There were two notable stories regarding EMS printed in the New York Post over this holiday weekend.
The first story ran Saturday about a motorcyclist who died after striking an ambulance that was responding to a call. The article is very scarce in details, so you can hardly draw a conclusion from it other than a man is dead and an ambulance was involved in the collision that killed him. From the story reported there is no evidence of recklessness although in the comments that assumption has already been made.
The second story ran on Monday about a man arrested for assaulting the EMTs who responded to his 911 call when his mother became ill. This article is also very scarce in details, but does provide the arrest record of the man who committed the assault and the fact that his mother suffered cardiac arrest and was not revived. From the story reported there is no evidence of instigation or a confrontation prior to the physical violence, and no real indication if the violence was prior or post pronouncement.

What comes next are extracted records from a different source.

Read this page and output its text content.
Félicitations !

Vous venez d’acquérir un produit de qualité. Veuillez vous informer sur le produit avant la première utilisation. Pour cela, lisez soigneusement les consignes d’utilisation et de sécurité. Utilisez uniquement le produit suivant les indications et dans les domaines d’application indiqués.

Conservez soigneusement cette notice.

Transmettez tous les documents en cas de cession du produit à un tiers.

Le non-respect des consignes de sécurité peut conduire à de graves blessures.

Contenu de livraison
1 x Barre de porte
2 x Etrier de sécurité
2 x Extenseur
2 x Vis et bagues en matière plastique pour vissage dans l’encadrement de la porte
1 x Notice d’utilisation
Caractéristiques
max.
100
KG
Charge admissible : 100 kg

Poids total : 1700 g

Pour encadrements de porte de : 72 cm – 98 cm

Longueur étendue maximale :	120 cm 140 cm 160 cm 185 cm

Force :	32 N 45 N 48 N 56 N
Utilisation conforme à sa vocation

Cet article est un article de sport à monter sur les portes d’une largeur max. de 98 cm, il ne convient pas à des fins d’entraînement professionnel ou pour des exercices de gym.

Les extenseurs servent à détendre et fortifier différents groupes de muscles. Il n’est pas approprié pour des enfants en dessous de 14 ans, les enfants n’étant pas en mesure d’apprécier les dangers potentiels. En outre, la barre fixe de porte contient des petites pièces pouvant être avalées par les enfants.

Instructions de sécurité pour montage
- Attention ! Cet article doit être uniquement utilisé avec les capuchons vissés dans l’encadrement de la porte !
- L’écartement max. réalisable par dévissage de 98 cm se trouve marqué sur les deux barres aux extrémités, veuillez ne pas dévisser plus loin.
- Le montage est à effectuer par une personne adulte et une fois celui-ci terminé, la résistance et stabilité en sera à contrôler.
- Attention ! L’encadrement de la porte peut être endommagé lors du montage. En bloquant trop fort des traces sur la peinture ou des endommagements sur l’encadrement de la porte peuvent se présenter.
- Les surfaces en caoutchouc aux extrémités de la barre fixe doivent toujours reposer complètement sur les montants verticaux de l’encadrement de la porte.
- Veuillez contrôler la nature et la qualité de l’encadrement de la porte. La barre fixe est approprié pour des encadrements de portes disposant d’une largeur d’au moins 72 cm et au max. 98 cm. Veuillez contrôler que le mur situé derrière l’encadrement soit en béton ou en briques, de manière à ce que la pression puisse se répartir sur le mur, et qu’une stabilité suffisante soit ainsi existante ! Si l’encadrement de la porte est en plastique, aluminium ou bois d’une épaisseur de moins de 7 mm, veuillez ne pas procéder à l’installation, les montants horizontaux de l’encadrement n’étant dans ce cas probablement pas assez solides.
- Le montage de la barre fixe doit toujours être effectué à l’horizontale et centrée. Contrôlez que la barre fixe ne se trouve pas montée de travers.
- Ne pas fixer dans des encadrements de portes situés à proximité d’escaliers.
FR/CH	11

So what can we learn from these stories? Here are 5 things that come to my mind:
- The media’s reach and ability to relay full accurate stories has been hampered through budget cuts from dwindling revenue
- People will jump to assumptions
- Unprofessional responses that have not been thoroughly contemplated can do more damage than good
- The vocal minority does not speak for the silent majority, although it sure does seem that way
- We need to be able to correct the incorrect assumptions and tell our own story
What do you think? Does the media do a good job when it comes to telling our story, or do we need to do it ourselves?